The American Red Cross has declared an emergency blood shortage
A MARTÍNEZ, HOST:
The American Red Cross has declared an emergency blood shortage.
ERIC GEHRIE: Coming out of the holidays, there was much more need for blood at hospitals than there were donations coming in.
LEILA FADEL, HOST:
That's Dr. Eric Gehrie, executive physician director for the Red Cross.
GEHRIE: Every week, the American Red Cross collects about 84,000 blood donations and 21,000 platelets from volunteer blood donors. But we have estimated that in order to shore up the need at hospitals, we would need to collect an extra 8,000 blood donors each week in January.

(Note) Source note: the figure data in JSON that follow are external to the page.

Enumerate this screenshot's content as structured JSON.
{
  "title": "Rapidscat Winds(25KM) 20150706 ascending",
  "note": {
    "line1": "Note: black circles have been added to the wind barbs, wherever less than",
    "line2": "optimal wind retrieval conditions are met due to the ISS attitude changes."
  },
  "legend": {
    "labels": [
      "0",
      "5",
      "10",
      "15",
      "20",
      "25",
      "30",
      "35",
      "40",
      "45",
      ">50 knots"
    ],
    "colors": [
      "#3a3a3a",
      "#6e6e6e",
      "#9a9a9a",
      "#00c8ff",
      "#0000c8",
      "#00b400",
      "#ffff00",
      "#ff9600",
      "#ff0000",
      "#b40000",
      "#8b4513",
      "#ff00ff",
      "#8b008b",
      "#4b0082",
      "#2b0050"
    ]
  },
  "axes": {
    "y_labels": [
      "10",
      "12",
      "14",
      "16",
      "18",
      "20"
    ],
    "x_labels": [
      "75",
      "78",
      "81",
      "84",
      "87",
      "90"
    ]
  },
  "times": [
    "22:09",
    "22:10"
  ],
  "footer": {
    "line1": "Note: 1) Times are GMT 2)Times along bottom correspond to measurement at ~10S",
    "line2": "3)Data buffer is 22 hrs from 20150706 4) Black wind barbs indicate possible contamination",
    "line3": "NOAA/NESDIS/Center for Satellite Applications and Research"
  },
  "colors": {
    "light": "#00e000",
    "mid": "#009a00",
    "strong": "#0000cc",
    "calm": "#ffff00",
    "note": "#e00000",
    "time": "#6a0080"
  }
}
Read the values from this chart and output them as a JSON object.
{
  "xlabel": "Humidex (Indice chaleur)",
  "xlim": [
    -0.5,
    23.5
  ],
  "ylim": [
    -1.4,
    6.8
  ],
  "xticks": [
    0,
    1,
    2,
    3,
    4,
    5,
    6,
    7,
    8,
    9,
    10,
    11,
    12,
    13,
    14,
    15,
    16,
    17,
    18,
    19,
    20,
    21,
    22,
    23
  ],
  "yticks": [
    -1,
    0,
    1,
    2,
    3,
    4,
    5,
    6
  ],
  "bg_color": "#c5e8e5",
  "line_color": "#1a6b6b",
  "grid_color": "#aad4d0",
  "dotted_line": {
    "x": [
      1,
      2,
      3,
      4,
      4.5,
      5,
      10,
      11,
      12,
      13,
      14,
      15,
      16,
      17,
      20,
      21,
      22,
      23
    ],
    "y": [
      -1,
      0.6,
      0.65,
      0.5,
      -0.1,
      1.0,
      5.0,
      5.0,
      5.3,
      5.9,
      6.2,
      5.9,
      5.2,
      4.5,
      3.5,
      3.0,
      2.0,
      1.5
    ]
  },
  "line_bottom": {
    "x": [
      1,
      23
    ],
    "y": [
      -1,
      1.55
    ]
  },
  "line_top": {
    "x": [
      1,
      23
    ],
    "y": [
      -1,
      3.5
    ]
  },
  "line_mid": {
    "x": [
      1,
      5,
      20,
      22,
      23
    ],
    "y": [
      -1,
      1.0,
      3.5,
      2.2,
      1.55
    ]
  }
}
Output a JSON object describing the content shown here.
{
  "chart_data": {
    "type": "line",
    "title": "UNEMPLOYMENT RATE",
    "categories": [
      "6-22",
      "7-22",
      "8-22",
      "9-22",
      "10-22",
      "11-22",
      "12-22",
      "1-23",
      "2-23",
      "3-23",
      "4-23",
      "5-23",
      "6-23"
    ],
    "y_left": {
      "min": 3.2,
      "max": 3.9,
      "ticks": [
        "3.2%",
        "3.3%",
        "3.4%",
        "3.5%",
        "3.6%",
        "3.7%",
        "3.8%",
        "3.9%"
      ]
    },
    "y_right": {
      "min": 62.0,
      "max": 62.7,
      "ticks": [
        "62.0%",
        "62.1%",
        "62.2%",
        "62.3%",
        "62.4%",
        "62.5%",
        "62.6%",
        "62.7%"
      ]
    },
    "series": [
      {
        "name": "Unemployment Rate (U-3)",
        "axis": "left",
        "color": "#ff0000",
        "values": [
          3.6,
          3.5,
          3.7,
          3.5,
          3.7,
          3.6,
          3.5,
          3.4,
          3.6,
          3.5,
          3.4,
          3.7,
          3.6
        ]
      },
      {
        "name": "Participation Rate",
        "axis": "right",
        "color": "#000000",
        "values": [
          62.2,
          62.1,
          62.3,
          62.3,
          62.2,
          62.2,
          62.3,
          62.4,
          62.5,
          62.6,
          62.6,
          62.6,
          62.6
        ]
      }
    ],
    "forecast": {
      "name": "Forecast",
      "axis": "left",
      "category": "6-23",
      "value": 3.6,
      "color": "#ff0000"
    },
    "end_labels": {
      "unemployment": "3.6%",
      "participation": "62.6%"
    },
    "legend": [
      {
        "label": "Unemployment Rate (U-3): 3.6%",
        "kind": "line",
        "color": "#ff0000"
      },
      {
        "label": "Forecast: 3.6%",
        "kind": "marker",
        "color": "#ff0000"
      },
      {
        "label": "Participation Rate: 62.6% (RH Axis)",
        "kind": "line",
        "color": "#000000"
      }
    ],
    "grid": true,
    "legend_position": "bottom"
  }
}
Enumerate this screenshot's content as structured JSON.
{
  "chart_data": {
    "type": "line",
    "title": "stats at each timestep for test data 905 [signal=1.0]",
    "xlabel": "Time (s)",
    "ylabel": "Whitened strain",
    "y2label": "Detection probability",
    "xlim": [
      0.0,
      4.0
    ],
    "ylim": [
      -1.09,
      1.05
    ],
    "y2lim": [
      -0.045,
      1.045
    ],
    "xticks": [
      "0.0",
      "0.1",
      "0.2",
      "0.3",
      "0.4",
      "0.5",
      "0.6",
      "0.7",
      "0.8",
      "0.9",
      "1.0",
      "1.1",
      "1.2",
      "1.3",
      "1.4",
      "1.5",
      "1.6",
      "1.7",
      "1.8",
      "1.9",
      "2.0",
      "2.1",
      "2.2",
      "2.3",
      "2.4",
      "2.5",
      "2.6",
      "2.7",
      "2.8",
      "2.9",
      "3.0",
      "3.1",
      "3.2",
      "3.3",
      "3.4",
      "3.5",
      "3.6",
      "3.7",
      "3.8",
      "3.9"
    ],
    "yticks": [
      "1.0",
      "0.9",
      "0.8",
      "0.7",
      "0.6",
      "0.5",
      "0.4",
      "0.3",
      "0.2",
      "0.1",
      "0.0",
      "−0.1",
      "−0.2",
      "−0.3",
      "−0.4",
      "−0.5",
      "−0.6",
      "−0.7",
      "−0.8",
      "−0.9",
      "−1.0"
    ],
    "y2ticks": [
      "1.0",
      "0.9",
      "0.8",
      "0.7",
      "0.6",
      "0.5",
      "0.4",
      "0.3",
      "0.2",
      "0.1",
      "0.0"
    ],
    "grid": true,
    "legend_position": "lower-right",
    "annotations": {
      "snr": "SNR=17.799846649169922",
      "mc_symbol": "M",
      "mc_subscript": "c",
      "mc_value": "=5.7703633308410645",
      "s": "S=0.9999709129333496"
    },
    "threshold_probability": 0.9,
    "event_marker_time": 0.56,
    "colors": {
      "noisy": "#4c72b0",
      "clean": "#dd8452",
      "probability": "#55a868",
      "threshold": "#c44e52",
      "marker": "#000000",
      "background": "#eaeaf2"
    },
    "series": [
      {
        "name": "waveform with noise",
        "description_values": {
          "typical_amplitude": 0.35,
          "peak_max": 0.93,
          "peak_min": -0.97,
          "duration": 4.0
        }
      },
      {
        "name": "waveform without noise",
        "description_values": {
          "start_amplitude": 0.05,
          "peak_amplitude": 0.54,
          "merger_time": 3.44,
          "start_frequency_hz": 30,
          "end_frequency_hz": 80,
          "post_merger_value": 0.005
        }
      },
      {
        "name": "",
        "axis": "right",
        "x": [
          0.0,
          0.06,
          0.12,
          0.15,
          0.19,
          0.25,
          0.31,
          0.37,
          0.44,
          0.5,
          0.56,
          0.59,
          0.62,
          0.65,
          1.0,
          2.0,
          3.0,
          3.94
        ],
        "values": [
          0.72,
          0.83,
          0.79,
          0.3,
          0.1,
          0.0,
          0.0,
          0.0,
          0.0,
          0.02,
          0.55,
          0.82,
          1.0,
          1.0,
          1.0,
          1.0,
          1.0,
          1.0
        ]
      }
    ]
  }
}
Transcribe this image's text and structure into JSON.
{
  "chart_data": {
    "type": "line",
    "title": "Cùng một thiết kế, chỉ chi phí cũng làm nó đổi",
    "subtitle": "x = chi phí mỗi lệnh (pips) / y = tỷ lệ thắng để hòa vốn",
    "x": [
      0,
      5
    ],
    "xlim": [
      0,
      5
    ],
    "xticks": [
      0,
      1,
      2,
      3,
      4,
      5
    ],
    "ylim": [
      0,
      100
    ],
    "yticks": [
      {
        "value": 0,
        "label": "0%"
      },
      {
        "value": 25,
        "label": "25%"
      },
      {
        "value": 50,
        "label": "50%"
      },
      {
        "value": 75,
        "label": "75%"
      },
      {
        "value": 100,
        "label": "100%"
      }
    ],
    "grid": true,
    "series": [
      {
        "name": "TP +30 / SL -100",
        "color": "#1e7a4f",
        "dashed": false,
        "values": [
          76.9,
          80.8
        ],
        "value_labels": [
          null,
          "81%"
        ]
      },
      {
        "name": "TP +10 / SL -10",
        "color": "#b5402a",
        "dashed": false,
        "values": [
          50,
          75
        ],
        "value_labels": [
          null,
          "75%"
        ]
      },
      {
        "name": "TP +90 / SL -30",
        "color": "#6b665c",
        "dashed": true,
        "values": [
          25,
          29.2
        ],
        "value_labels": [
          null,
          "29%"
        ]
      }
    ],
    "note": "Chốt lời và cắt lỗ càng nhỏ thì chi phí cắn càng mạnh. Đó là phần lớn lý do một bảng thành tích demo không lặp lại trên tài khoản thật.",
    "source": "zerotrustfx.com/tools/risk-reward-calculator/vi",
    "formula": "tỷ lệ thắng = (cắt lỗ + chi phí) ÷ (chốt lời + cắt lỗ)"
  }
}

MARTÍNEZ: Gehrie warns severe winter weather and seasonal illnesses may worsen the shortage, but even small changes in donor turnout can make a big difference.
GEHRIE: When donors give blood, they might be able to save a life of a child with cancer, or a newborn baby, or somebody having a big surgery or an accident victim.
FADEL: He says the number of people donating blood has dropped by about 40% over the last two decades. That's due in part to the pandemic, when lockdowns resulted in fewer blood drives.
MARTÍNEZ: Now, there are a few basic requirements for donating. You got to be at least 16 in most states, weigh at least 110 pounds and be in good health and feeling well.
GEHRIE: And the best way to donate blood is to register to participate in a blood drive or to go to a donation center.
FADEL: In case you're wondering, Gehrie is walking the talk.
GEHRIE: I am going to donate blood before the end of January.
MARTÍNEZ: Leila, what about you? Plan to give blood?
FADEL: Well, now I am. I didn't know about the shortage. Although, for a long time, I couldn't give blood 'cause I was borderline anemic, so I wasn't allowed.
MARTÍNEZ: Oh. Wow. First time I gave blood, I fainted. I still gave blood, though.
FADEL: You didn't get the juice box?
MARTÍNEZ: No, I didn't. I forgot. And I fainted. I wouldn't have been able to drink it anyway. I was fainted.